Scanning strategies

Learn strategies to best scan your projects with Endor Labs.

As you deploy Endor Labs in your environment, it’s important for your team to understand key scanning strategies.

Set a default branch

The findings, metrics, and data shown on the dashboard and the project listing page are based on scanning the default branch, which is also known as the main context.

Important recommendation

If you are scanning multiple branches, it is essential to select and set one as the default branch. When performing the endorctl scan, use the flag --as-default-branch to designate a project branch as the default branch and view its findings.

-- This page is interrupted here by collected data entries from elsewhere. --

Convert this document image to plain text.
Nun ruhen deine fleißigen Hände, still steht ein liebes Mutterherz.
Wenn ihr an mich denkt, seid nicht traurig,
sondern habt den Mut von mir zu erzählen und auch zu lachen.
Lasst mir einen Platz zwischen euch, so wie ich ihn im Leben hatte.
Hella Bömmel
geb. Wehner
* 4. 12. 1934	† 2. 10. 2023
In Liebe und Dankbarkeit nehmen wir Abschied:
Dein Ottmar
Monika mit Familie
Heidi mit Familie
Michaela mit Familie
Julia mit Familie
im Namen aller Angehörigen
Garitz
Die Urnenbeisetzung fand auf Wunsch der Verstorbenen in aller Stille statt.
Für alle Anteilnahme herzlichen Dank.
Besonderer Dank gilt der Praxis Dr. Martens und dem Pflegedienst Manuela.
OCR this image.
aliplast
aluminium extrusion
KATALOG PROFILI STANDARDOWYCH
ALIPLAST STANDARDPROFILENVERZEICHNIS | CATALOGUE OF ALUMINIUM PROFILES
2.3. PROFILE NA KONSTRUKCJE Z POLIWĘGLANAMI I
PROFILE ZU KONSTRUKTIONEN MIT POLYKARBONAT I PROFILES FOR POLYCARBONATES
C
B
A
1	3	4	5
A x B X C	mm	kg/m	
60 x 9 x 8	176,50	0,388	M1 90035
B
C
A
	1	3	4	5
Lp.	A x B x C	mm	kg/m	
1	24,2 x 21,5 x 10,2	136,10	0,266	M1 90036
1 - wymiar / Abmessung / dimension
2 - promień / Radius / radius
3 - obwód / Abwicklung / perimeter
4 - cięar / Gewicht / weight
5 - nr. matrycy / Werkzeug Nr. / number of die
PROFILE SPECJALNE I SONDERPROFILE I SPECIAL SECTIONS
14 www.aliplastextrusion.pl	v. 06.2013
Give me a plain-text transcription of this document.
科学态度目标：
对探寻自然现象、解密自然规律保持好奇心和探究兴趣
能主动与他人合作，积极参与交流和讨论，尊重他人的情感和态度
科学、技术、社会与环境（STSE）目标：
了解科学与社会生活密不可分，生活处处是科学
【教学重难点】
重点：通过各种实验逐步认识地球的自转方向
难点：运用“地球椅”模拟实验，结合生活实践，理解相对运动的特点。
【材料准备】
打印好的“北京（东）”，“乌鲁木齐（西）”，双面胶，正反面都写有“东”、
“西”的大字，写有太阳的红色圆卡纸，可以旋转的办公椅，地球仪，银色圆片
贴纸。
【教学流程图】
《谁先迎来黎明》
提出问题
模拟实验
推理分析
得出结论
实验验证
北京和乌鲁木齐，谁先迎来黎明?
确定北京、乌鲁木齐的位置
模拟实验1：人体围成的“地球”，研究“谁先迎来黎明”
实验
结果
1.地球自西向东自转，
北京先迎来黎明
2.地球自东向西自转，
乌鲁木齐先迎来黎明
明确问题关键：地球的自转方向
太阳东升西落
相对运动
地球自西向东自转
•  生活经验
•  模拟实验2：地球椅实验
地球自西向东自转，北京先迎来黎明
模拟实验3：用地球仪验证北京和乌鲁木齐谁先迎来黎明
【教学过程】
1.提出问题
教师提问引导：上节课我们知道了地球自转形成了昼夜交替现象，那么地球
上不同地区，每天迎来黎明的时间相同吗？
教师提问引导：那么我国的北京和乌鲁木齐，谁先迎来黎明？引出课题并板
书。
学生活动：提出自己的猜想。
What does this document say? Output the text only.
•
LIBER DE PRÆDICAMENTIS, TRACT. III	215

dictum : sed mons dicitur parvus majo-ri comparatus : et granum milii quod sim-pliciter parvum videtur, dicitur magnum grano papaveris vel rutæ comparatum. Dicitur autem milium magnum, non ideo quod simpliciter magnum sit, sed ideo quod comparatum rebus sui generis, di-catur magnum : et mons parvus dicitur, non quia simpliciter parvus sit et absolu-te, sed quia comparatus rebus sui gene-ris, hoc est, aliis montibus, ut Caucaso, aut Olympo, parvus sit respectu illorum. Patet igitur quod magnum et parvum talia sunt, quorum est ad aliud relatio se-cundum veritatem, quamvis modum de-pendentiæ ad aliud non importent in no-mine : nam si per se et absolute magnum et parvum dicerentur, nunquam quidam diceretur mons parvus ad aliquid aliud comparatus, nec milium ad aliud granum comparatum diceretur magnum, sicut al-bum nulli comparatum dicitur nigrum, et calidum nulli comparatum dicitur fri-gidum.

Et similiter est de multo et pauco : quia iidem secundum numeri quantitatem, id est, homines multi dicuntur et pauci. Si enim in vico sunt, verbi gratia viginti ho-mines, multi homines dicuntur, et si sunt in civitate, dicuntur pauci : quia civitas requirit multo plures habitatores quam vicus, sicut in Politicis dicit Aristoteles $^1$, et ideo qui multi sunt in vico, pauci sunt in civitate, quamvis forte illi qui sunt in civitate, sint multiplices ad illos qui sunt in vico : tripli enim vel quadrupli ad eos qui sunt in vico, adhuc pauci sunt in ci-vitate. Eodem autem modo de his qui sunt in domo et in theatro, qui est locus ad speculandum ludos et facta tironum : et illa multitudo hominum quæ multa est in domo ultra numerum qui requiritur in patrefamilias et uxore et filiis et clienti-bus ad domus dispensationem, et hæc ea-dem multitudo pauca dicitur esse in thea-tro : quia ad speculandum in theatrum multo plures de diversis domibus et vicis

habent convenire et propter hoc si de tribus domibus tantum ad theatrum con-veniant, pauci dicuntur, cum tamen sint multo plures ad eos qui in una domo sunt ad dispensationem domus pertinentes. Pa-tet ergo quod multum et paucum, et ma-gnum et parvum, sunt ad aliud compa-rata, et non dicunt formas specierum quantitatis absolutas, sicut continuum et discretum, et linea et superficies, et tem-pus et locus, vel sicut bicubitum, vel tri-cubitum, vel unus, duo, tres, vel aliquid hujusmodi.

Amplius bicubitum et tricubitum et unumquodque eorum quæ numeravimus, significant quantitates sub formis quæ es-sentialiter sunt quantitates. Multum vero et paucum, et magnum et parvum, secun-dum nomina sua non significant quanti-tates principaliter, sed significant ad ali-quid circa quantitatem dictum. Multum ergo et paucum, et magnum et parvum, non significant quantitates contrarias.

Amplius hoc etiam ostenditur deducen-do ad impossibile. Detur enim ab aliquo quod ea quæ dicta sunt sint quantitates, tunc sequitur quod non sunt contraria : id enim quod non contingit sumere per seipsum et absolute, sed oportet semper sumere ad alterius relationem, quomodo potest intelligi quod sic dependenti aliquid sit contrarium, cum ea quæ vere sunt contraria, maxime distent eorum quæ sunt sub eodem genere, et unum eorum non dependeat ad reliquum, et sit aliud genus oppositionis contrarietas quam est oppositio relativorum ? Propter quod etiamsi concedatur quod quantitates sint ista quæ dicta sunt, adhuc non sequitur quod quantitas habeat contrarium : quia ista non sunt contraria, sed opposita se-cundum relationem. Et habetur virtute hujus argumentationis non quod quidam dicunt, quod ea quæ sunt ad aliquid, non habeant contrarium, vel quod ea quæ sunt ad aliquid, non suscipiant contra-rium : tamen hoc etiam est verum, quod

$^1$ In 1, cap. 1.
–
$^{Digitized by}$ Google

endorctl scan --as-default-branch

If you do not set the flag as-default-branch, the first branch you scan is automatically considered as the default branch. After a scan, if you switch the default branch to another using --as-default-branch, scans from the previous branches are erased, and their findings will no longer be available.

You do not need to set a default branch if you are using the Endor Labs GitHub App or not scanning multiple branches.

Testing and monitoring different versions of your code

Across the software engineering lifecycle its important that continuous testing is separated from what is monitored and reported on regularly. Often, engineering organizations want to test each and every change that enters a code base, but if security teams reported on each test they would quickly find themselves overwhelmed with noise. Endor Labs enables teams to separate what should be reported on relative to what should be tested but not reported on. Endor Labs allows teams to select reporting strategies for their software applications when integrated into CI/CD pipelines.

Here are the primary scanning and reporting strategies:

Reporting on the default branch - All pull request commits are tested and all pushes or merges to the default branch are reported on and monitored by security and management teams.
Reporting on the latest release - All reporting and monitoring is performed against tagged release versions. This requires each team have a mature release tagging strategy.

How to deploy a strategy for reporting

The endorctl scan command by default will continuously monitor a version of your code for new findings such as unmaintained, outdated or vulnerable dependencies in the bill of materials for a package. To test a version of your code without monitoring and reporting on it, use the flag --pr or environment variable ENDOR_SCAN_PR as part of your scan.

When adopting a strategy such as reporting on the default branch, you will want to run any push or merge event to the default branch without the --pr flag and run any pull_request or merged_request event with the --pr flag. This allows you to test changes before they have been approved and report what has been merged to the default branch as your closest proxy to what is in production.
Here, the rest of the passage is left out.